Une enquête a été ouverte après l’agression filmée d’une femme transgenre dimanche à Paris en marge d’un rassemblement de soutien au peuple algérien, un incident qui a provoqué l’indignation de plusieurs responsables politiques et d’associations en France.

Sur une vidéo diffusée sur les réseaux sociaux, une femme transgenre est prise à partie par plusieurs personnes en marge d’un rassemblement dans le centre de Paris pour le changement de régime en Algérie, avant d’être mise à l’écart par le service de sécurité de la compagnie de transport public RATP.

Sur les images, « on voit la foule vociférer et la personne essayer de se défendre, mais recevoir des coups et des insultes », a décrit à l’AFP Joël Deumier, président de l’association SOS Homophobie, ajoutant que ces actes ne devaient pas rester « impunis ».

Dans une interview à la chaîne BFMTV, la jeune femme, présentée comme Julia, a fustigé « une unité » de la part de ses agresseurs « pour [l’]humilier ». « Ç’a été super violent », témoigne-t-elle. « Je me suis retrouvée face à trois individus [...] : l’un des trois [...] m’a dit “mais en fait t’as des seins ! je peux toucher ?” et il m’a mis la main sur la poitrine. »

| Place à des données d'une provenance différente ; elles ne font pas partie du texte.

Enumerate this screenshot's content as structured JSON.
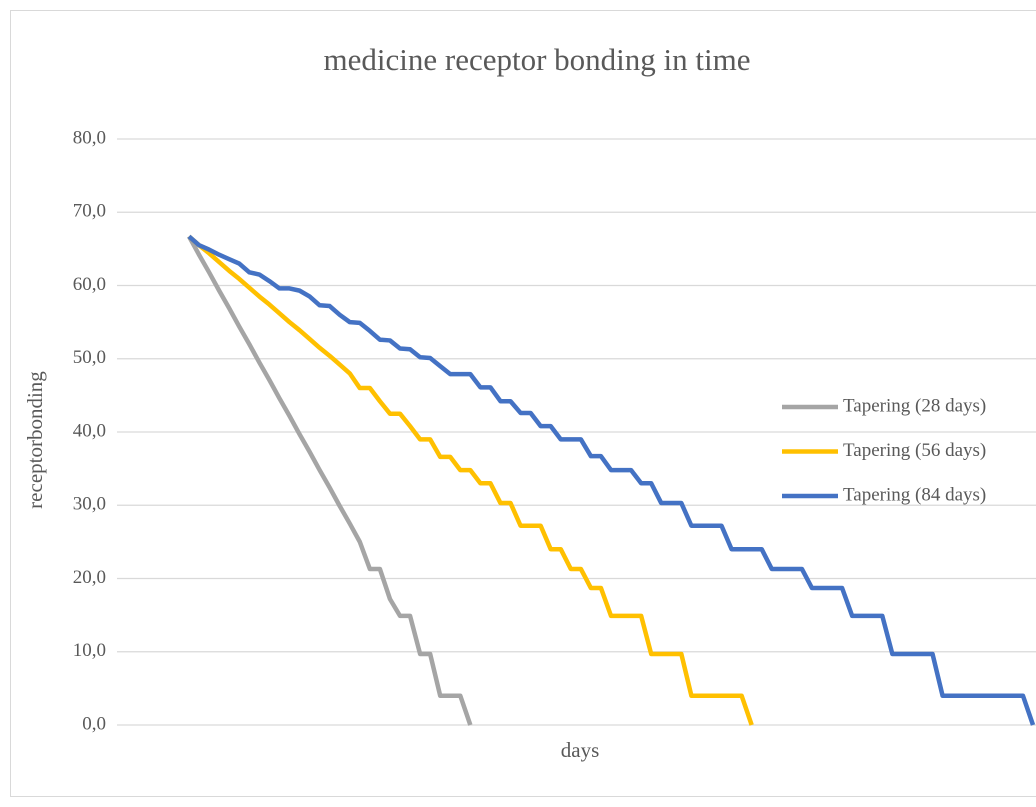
{
  "chart_data": {
    "type": "line",
    "title": "medicine receptor bonding in time",
    "x_label": "days",
    "y_label": "receptorbonding",
    "categories": [
      null,
      null,
      null,
      null,
      null,
      null,
      null,
      null,
      null,
      null,
      null,
      null,
      null,
      null,
      null,
      null,
      null,
      null,
      null,
      null,
      null,
      null,
      null,
      null,
      null,
      null,
      null,
      null,
      null,
      null,
      null,
      null,
      null,
      null,
      null,
      null,
      null,
      null,
      null,
      null,
      null,
      null,
      null,
      null,
      null,
      null,
      null,
      null,
      null,
      null,
      null,
      null,
      null,
      null,
      null,
      null,
      null,
      null,
      null,
      null,
      null,
      null,
      null,
      null,
      null,
      null,
      null,
      null,
      null,
      null,
      null,
      null,
      null,
      null,
      null,
      null,
      null,
      null,
      null,
      null,
      null,
      null,
      null,
      null,
      null
    ],
    "ylim": [
      0,
      80
    ],
    "yticks": [
      {
        "value": 0,
        "label": "0,0"
      },
      {
        "value": 10,
        "label": "10,0"
      },
      {
        "value": 20,
        "label": "20,0"
      },
      {
        "value": 30,
        "label": "30,0"
      },
      {
        "value": 40,
        "label": "40,0"
      },
      {
        "value": 50,
        "label": "50,0"
      },
      {
        "value": 60,
        "label": "60,0"
      },
      {
        "value": 70,
        "label": "70,0"
      },
      {
        "value": 80,
        "label": "80,0"
      }
    ],
    "grid": true,
    "legend": "right",
    "series": [
      {
        "name": "Tapering (28 days)",
        "color": "#a5a5a5",
        "values": [
          66.7,
          64.2,
          61.8,
          59.3,
          56.9,
          54.4,
          52.0,
          49.5,
          47.1,
          44.6,
          42.2,
          39.7,
          37.3,
          34.8,
          32.4,
          29.9,
          27.5,
          25.0,
          21.3,
          21.3,
          17.2,
          14.9,
          14.9,
          9.7,
          9.7,
          4.0,
          4.0,
          4.0,
          0,
          null,
          null,
          null,
          null,
          null,
          null,
          null,
          null,
          null,
          null,
          null,
          null,
          null,
          null,
          null,
          null,
          null,
          null,
          null,
          null,
          null,
          null,
          null,
          null,
          null,
          null,
          null,
          null,
          null,
          null,
          null,
          null,
          null,
          null,
          null,
          null,
          null,
          null,
          null,
          null,
          null,
          null,
          null,
          null,
          null,
          null,
          null,
          null,
          null,
          null,
          null,
          null,
          null,
          null,
          null,
          null
        ]
      },
      {
        "name": "Tapering (56 days)",
        "color": "#ffc000",
        "values": [
          66.7,
          65.5,
          64.4,
          63.2,
          62.0,
          60.9,
          59.7,
          58.5,
          57.4,
          56.2,
          55.0,
          53.9,
          52.7,
          51.5,
          50.4,
          49.2,
          48.0,
          46.0,
          46.0,
          44.2,
          42.5,
          42.5,
          40.8,
          39.0,
          39.0,
          36.6,
          36.6,
          34.8,
          34.8,
          33.0,
          33.0,
          30.3,
          30.3,
          27.2,
          27.2,
          27.2,
          24.0,
          24.0,
          21.3,
          21.3,
          18.7,
          18.7,
          14.9,
          14.9,
          14.9,
          14.9,
          9.7,
          9.7,
          9.7,
          9.7,
          4.0,
          4.0,
          4.0,
          4.0,
          4.0,
          4.0,
          0,
          null,
          null,
          null,
          null,
          null,
          null,
          null,
          null,
          null,
          null,
          null,
          null,
          null,
          null,
          null,
          null,
          null,
          null,
          null,
          null,
          null,
          null,
          null,
          null,
          null,
          null,
          null,
          null
        ]
      },
      {
        "name": "Tapering (84 days)",
        "color": "#4472c4",
        "values": [
          66.7,
          65.5,
          64.9,
          64.2,
          63.6,
          63.0,
          61.8,
          61.5,
          60.6,
          59.6,
          59.6,
          59.3,
          58.5,
          57.3,
          57.2,
          56.0,
          55.0,
          54.9,
          53.8,
          52.6,
          52.5,
          51.4,
          51.3,
          50.2,
          50.1,
          49.0,
          47.9,
          47.9,
          47.9,
          46.1,
          46.1,
          44.2,
          44.2,
          42.6,
          42.6,
          40.8,
          40.8,
          39.0,
          39.0,
          39.0,
          36.7,
          36.7,
          34.8,
          34.8,
          34.8,
          33.0,
          33.0,
          30.3,
          30.3,
          30.3,
          27.2,
          27.2,
          27.2,
          27.2,
          24.0,
          24.0,
          24.0,
          24.0,
          21.3,
          21.3,
          21.3,
          21.3,
          18.7,
          18.7,
          18.7,
          18.7,
          14.9,
          14.9,
          14.9,
          14.9,
          9.7,
          9.7,
          9.7,
          9.7,
          9.7,
          4.0,
          4.0,
          4.0,
          4.0,
          4.0,
          4.0,
          4.0,
          4.0,
          4.0,
          0
        ]
      }
    ]
  }
}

« Le troisième individu a sorti son sexe devant moi et l’a secoué en me disant que j’allais devoir lui faire plaisir », a-t-elle également rapporté, tout en appelant à éviter tout « amalgame », après avoir reçu des messages associant son agression avec la communauté algérienne.

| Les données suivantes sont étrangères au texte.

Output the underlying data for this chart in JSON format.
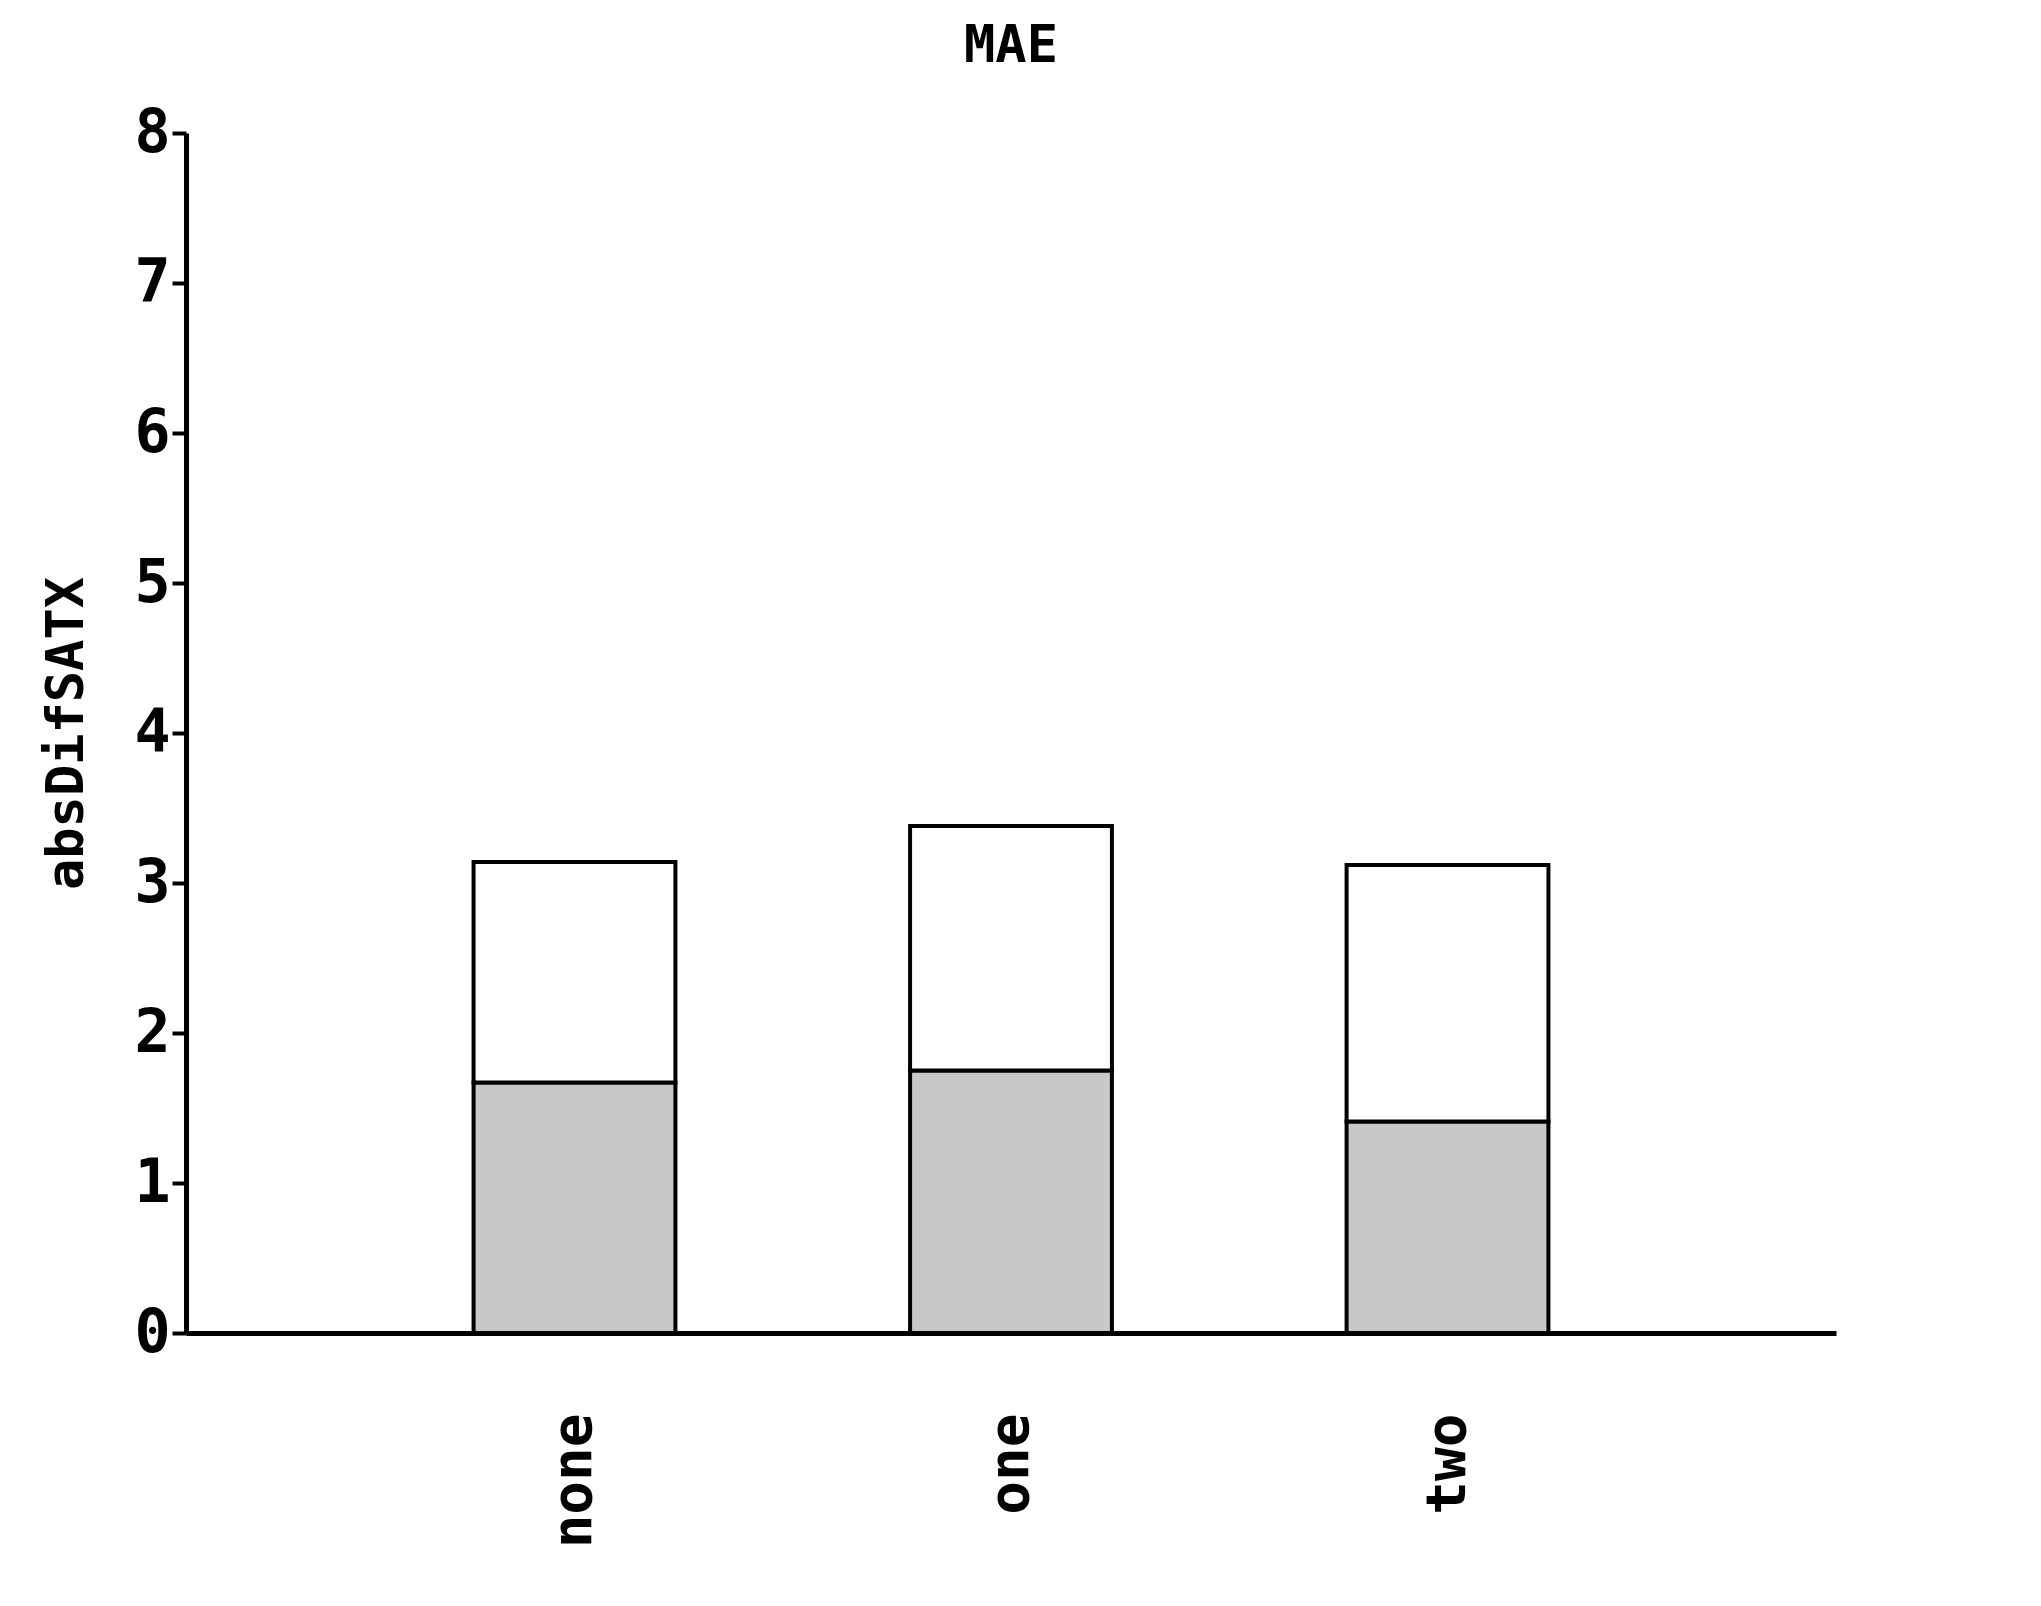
{
  "chart_data": {
    "type": "bar",
    "title": "MAE",
    "ylabel": "absDifSATX",
    "categories": [
      "none",
      "one",
      "two"
    ],
    "stacked": true,
    "series": [
      {
        "color": "#c8c8c8",
        "values": [
          1.67,
          1.75,
          1.41
        ]
      },
      {
        "color": "#ffffff",
        "values": [
          1.47,
          1.63,
          1.71
        ]
      }
    ],
    "ylim": [
      0,
      8
    ],
    "yticks": [
      0,
      1,
      2,
      3,
      4,
      5,
      6,
      7,
      8
    ],
    "grid": false,
    "legend": false
  }
}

Le parquet de Paris a ouvert une enquête pour « violences commises à raison de l’orientation sexuelle et de l’identité de genre », a précisé une source judiciaire, ajoutant qu’une personne avait été placée en garde à vue avant d’être relâchée.

« Chacun devrait pouvoir se déplacer librement dans l’espace public, quel que soit son sexe ou son genre. Cette vidéo montre que ce n’est pas le cas et qu’il y a encore beaucoup de progrès à faire », a relevé M. Deumier.

La secrétaire d’État française en charge de l’Égalité entre les femmes et les hommes et de la lutte contre les discriminations a dénoncé une scène « inadmissible », rappelant que les agressions homophobes et transphobes « ne sont pas des opinions, mais de la bêtise et de la haine ». « Elles agressent et tuent », a écrit Marlène Schiappa sur Twitter.

   

« Je n’ai même pas de haine [...], je ne souhaite du mal à personne, ce que je veux c’est qu’ils soient punis pour qu’ils comprennent ce qu’il s’est passé. [...] Je veux juste qu’on avance et qu’on évolue et que les mentalités changent », a ajouté Julia sur BFMTV.

Le nombre d’agressions à caractère transphobe a fait un bond de 54 % en 2017 en France, selon le rapport annuel 2018 de l’association SOS Homophobie.